We performed treatments of cyp26a1 KO embryos with AM580 from embryo stage 29 until 1 dah. Control females of cyp26a1–/–medaka presented morphologically differentiated germ cells already at 1 dah, showing commitment to gametogenesis (Figure 3A). However, XX mutants treated with AM580 had only undifferentiated germ cells (Figure 3B). The developing gonads of both control and treated XY mutants show no sign of germ cell differentiation (Figures 3D,E), indicating that AM580 delays germ cell commitment to gametogenesis in cyp26a1 mutants.

Retinoic acid is an important morphogen, and treatments with AM580 performed during the sex determination period led to several malformations in the embryos (data not shown). Our recent study showed that temperature stress and cortisol treatments lead to masculinization of XX medaka, possibly through a direct activation of dmrt1a in the gonad and repressing germ cell differentiation (Adolfi et al., 2019). Hence, such stress factors in our treatments could possibly interfere with the effect of AM580 in meiosis initiation. To test this hypothesis, we co-treated the cyp26a1 KO embryos with AM580 and Metyrapone, a compound that inhibits the endogenous production of cortisol. Early differentiating oocytes (stage I) were observed in treated females (Figure 3C), and only undifferentiated germ cells were present in males in the same conditions (Figure 3F) showing that RA leads to germ cell differentiation in females.

Expression analyzes of mutant embryos showed that treatments with AM580 resulted in presented upregulation of the male-related gene dmrt1a in both sexes, while the female-related foxl2 gene expression is extremely reduced in females (Figure 3G). Treatments with both AM580 and Metyrapone presented less dmrt1a expression compared to those treated with AM580 alone, while foxl2, foxl3 (oogenesis inducer) and the meiosis marker scp3 were upregulated in females when compared to the control (Figure 3G).

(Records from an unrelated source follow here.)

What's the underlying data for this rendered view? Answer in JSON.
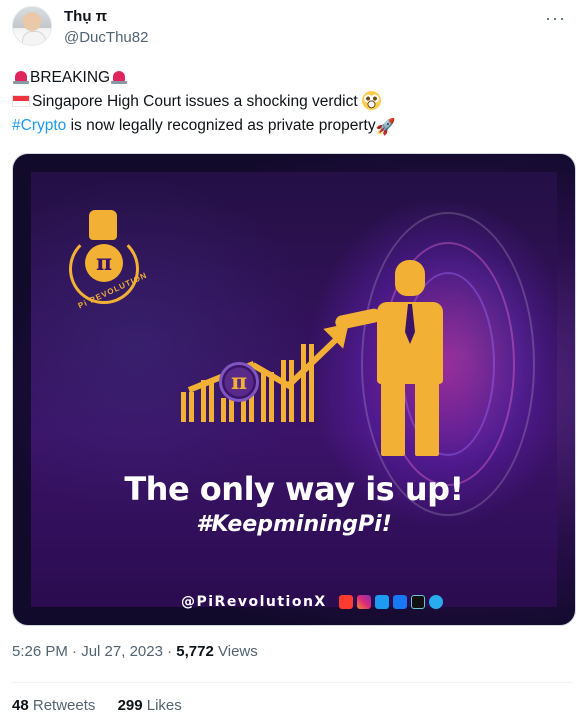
{
  "author": {
    "name": "Thụ π",
    "handle": "@DucThu82",
    "more_icon": "more-horizontal-icon"
  },
  "tweet": {
    "line1": "BREAKING",
    "line2": "Singapore High Court issues a shocking verdict",
    "line3_hashtag": "#Crypto",
    "line3_rest": " is now legally recognized as private property"
  },
  "media": {
    "logo_text": "Pi REVOLUTION",
    "pi_symbol": "π",
    "headline": "The only way is up!",
    "subline": "#KeepminingPi!",
    "social_handle": "@PiRevolutionX",
    "social_icons": [
      "youtube-icon",
      "instagram-icon",
      "twitter-icon",
      "facebook-icon",
      "tiktok-icon",
      "telegram-icon"
    ]
  },
  "meta": {
    "time": "5:26 PM",
    "sep1": " · ",
    "date": "Jul 27, 2023",
    "sep2": " · ",
    "views_count": "5,772",
    "views_label": " Views"
  },
  "stats": {
    "retweets_count": "48",
    "retweets_label": " Retweets",
    "likes_count": "299",
    "likes_label": " Likes"
  },
  "colors": {
    "link": "#1d9bf0",
    "brand_gold": "#f2b134",
    "brand_purple": "#3b1368"
  }
}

Despite the effect in the early gonad of the cyp26a1 mutants, no apparent effect was seen in the adult animals on the cellular level. Nevertheless, the transcriptome analyses showed significant differences between adult wildtype and KO gonads of both male and female (Figure 4). Differential gene expression analysis (LogFC > 2) revealed that the mutation of cyp26a1 regulated more genes in female than male gonads (Figure 4A; Supplementary Table 2).

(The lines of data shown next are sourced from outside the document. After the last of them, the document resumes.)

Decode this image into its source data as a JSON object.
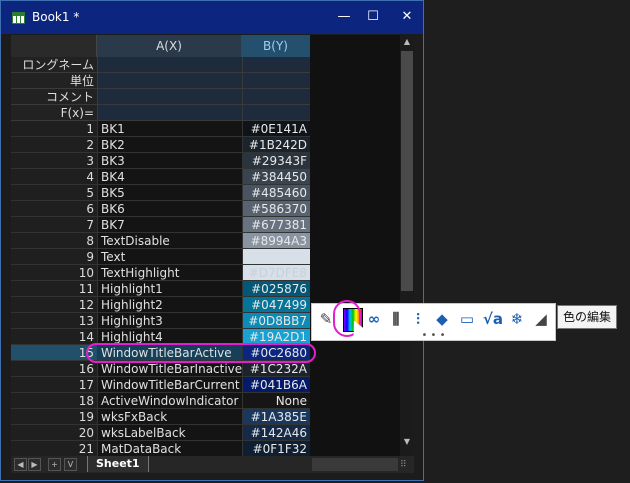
{
  "window": {
    "title": "Book1 *",
    "minimize_glyph": "—",
    "maximize_glyph": "☐",
    "close_glyph": "✕",
    "title_bar_color": "#0C2680"
  },
  "sheet": {
    "col_a_header": "A(X)",
    "col_b_header": "B(Y)",
    "meta_rows": [
      "ロングネーム",
      "単位",
      "コメント",
      "F(x)="
    ],
    "rows": [
      {
        "n": "1",
        "name": "BK1",
        "value": "#0E141A",
        "color": "#0E141A"
      },
      {
        "n": "2",
        "name": "BK2",
        "value": "#1B242D",
        "color": "#1B242D"
      },
      {
        "n": "3",
        "name": "BK3",
        "value": "#29343F",
        "color": "#29343F"
      },
      {
        "n": "4",
        "name": "BK4",
        "value": "#384450",
        "color": "#384450"
      },
      {
        "n": "5",
        "name": "BK5",
        "value": "#485460",
        "color": "#485460"
      },
      {
        "n": "6",
        "name": "BK6",
        "value": "#586370",
        "color": "#586370"
      },
      {
        "n": "7",
        "name": "BK7",
        "value": "#677381",
        "color": "#677381"
      },
      {
        "n": "8",
        "name": "TextDisable",
        "value": "#8994A3",
        "color": "#8994A3"
      },
      {
        "n": "9",
        "name": "Text",
        "value": "",
        "color": "#D7DFE8"
      },
      {
        "n": "10",
        "name": "TextHighlight",
        "value": "#D7DFE8",
        "color": "#D7DFE8"
      },
      {
        "n": "11",
        "name": "Highlight1",
        "value": "#025876",
        "color": "#025876"
      },
      {
        "n": "12",
        "name": "Highlight2",
        "value": "#047499",
        "color": "#047499"
      },
      {
        "n": "13",
        "name": "Highlight3",
        "value": "#0D8BB7",
        "color": "#0D8BB7"
      },
      {
        "n": "14",
        "name": "Highlight4",
        "value": "#19A2D1",
        "color": "#19A2D1"
      },
      {
        "n": "15",
        "name": "WindowTitleBarActive",
        "value": "#0C2680",
        "color": "#0C2680"
      },
      {
        "n": "16",
        "name": "WindowTitleBarInactive",
        "value": "#1C232A",
        "color": "#1C232A"
      },
      {
        "n": "17",
        "name": "WindowTitleBarCurrent",
        "value": "#041B6A",
        "color": "#041B6A"
      },
      {
        "n": "18",
        "name": "ActiveWindowIndicator",
        "value": "None",
        "color": "#161616"
      },
      {
        "n": "19",
        "name": "wksFxBack",
        "value": "#1A385E",
        "color": "#1A385E"
      },
      {
        "n": "20",
        "name": "wksLabelBack",
        "value": "#142A46",
        "color": "#142A46"
      },
      {
        "n": "21",
        "name": "MatDataBack",
        "value": "#0F1F32",
        "color": "#0F1F32"
      }
    ]
  },
  "tabs": {
    "sheet_label": "Sheet1",
    "add_label": "+",
    "list_label": "V",
    "prev_label": "◀",
    "next_label": "▶"
  },
  "toolbar": {
    "more_label": "• • •",
    "tooltip": "色の編集",
    "icons": [
      "pen-icon",
      "color-edit-icon",
      "link-icon",
      "column-icon",
      "chart-data-icon",
      "tag-icon",
      "comment-icon",
      "formula-icon",
      "freeze-icon",
      "fill-icon"
    ]
  }
}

The mutant ovaries presented higher number of exclusive upregulated genes (279), some of which are related to retinoic acid metabolism (e.g., aldh1a2, aldh8a1, and rarb), and gametogenesis (spata7, aqp3a, and zar1). In the genes exclusively downregulated in mutant females (264), some factors related to the TGF-beta signaling (smad1, inhbb, and lefty1), retinol metabolism and steroidogenesis (cyp1a) were affected. Interestingly, the gata4 gene, known to be required for gonad formation and testis development in mice (Hu et al., 2013), was strongly downregulated. Despite of a fewer number of genes regulated exclusively in male mutants, the nr4a1 gene, important in testis function (Daems et al., 2014), was highly upregulated.

The genes that were downregulated in the mutant gonads of both sexes (107) are enriched for functions related to mitochondrial electron transport (e.g., cox1, cox2, and cox7a2) and response to oxidative stress (e.g., rsp29). On the other hand, the genes that were upregulated in the mutants of both sexes (41) are related to immune response (e.g., c6) and peptidase activity (e.g., cela1, ela2, and prss1).

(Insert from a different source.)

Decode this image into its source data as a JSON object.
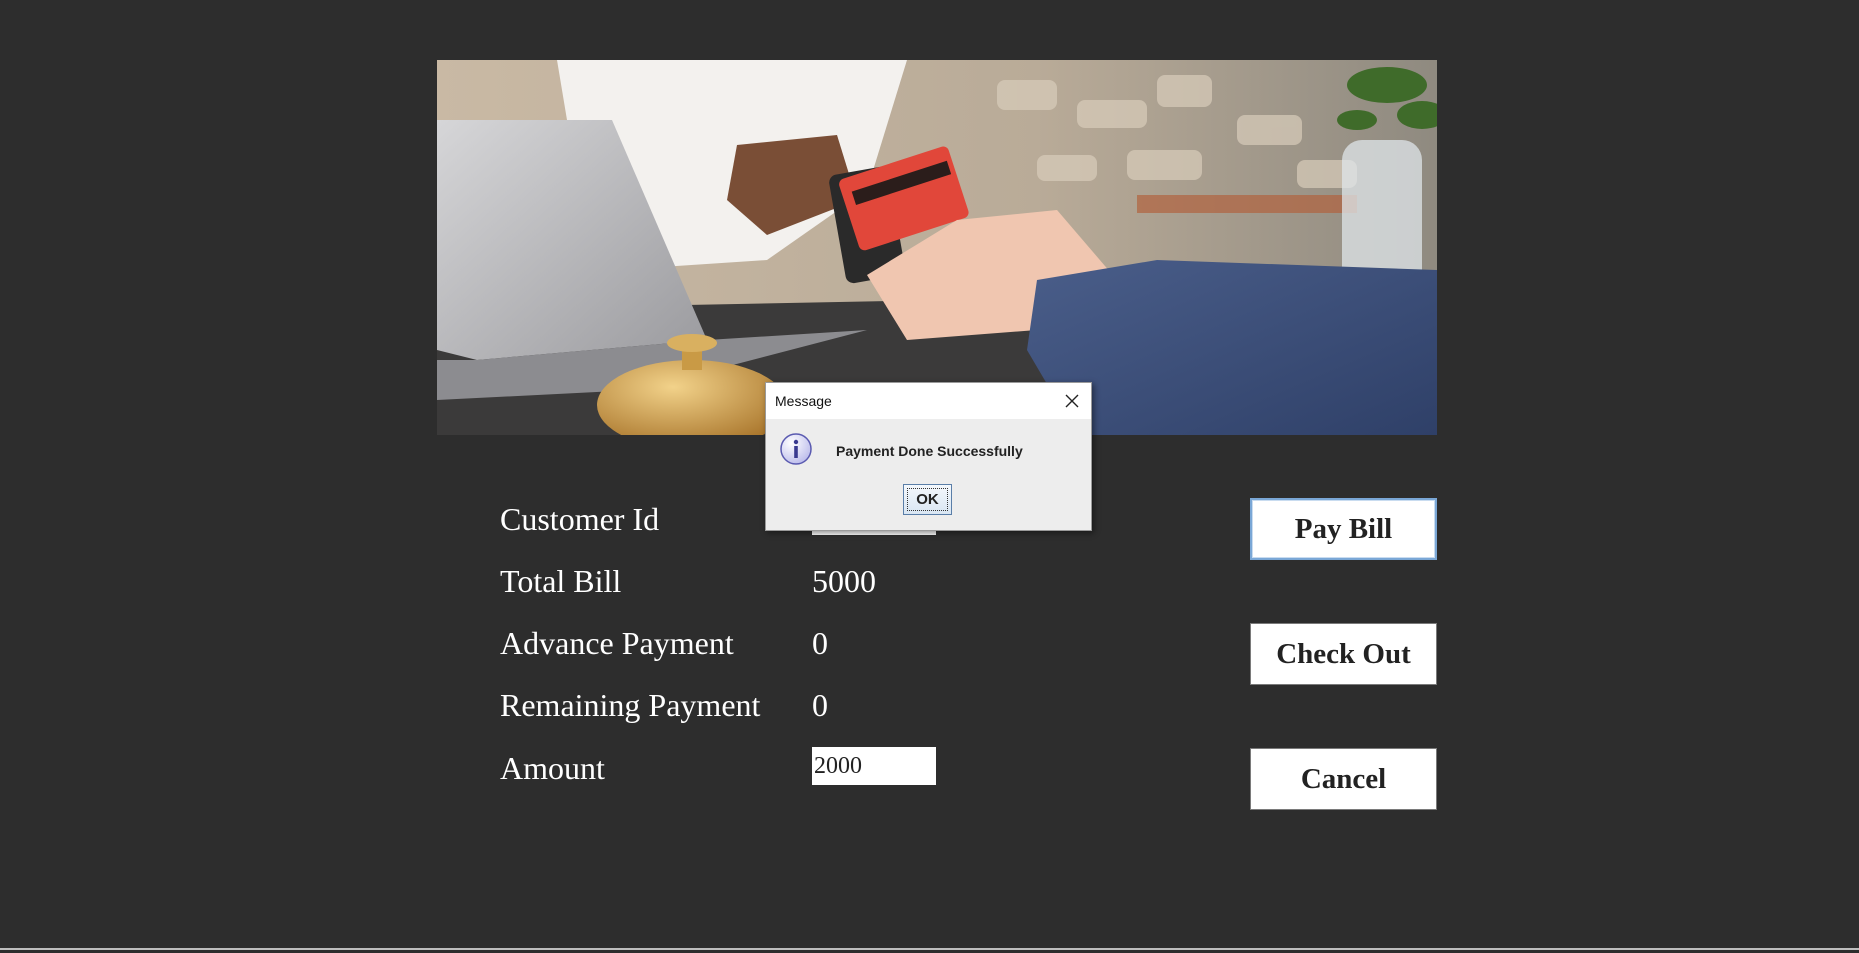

The induction of sex-related genes by AM580 treatments already indicated a possible effect of RA on gametogenesis and germ cell differentiation. This could also be observed by the genome wide expression analysis: genes which have a crucial function in germ cell differentiation (ddx4 and dazl) and meiosis (scp3 and dmc1) were slightly upregulated in the mutants of both sexes (Figure 4B). Similarly, growth factors (e.g., amh/amhr2, and sdf1/cxcr4) and transcription factors (e.g., dmrt1 and sox9) related to germ cell differentiation, proliferation and survival were regulated in mutants, especially in females (Figure 4B).